Lord Ackner said that an obligation to negotiate in good faith was unenforceable
because:

Such an agreement was too uncertain to be enforced – what is good faith?

He felt that a duty to negotiate in good faith was repugnant to the adversarial
position of the parties involved in negotiations – he said that each party to the
negotiations is entitled to pursue his or her own interest so long as he avoids
making misrepresentations
McKendrick states:
‘the conclusion that English law does not recognise the validity of the duty to
carry on negotiations in good faith makes it very difficult, if not impossible, for a
court to recognise the existence of the doctrine of good faith in English contract law.’

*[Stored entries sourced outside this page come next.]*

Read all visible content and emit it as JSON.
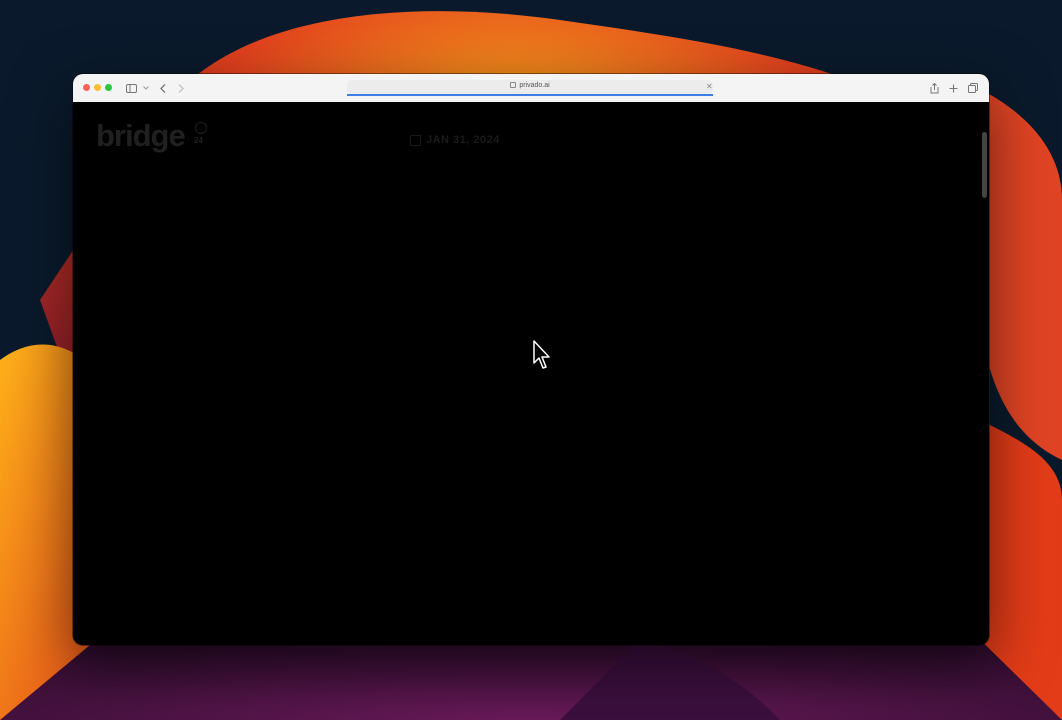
{
  "browser": {
    "url": "privado.ai",
    "load_progress_percent": 100
  },
  "page": {
    "logo_text": "bridge",
    "logo_suffix": "24",
    "date_text": "JAN 31, 2024"
  },
  "colors": {
    "page_background": "#000000",
    "progress_bar": "#3b7ee8",
    "close": "#fe5f57",
    "minimize": "#febc2e",
    "maximize": "#28c840"
  },
  "icons": [
    "sidebar-icon",
    "chevron-down-icon",
    "back-icon",
    "forward-icon",
    "lock-icon",
    "clear-icon",
    "share-icon",
    "new-tab-icon",
    "tab-overview-icon",
    "calendar-icon",
    "cursor-icon"
  ]
}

Criticisms of the decision in Walford v Miles
You should now refer to the McKendrick textbook and make notes on the criticisms
of the decision in Walford V. Miles.
Track/slide 5
Arguments for and against introduction of the doctrine of good faith in English
law, the neutral view and different models
McKendrick draws heavily on the work of Roger Brownsword ‘Contract Law: themes
for the 21st-century’ to discuss these issues.
Arguments against:
Please make notes on arguments against the doctrine of good faith from the
McKendrick textbook.
McKendrick states on page 556:
‘Thus the fact that there are individual rules of English contract law that are consistent
with the requirements of the doctrine of good faith cannot necessarily be used to
support the proposition that English law should recognise a general doctrine of good
faith. Provided that the individual rules work, why abandon them in favour of a
broad, general principle?’
Arguments for:
Likewise, please make notes on the arguments for a doctrine of good faith from the
McKendrick textbook.
Different models of good faith:
McKendrick seems to think that the pressures on England from these other
jurisdictions and the European and international principles will mean that sooner or
later English contract law will come to accept the existence of the doctrine of the day
despite Walford v Miles.
Recent Judicial Attitudes towards the doctrine of good faith
A more receptive attitude towards the introduction of a general doctrine of good faith
can be seen in the case of Petromec Inc v Petroleo Brasileiro SA Petroas 2005.
Longmore LJ’s remarks in the Court of Appeal are only obiter dicta but nevertheless
are significant. His Lordship notes that where there is an express obligation to
negotiate in good faith there is a stronger argument to enforce it [remember that in
Walford v Miles there was no express obligation – counsel argued for an implied
obligation of good faith] in order to honour the reasonable expectations of honest
men. His Lordship criticises the Walford decision and it is likely that if the House of
Lords has to re-examine Walford then it would not escape totally unscathed.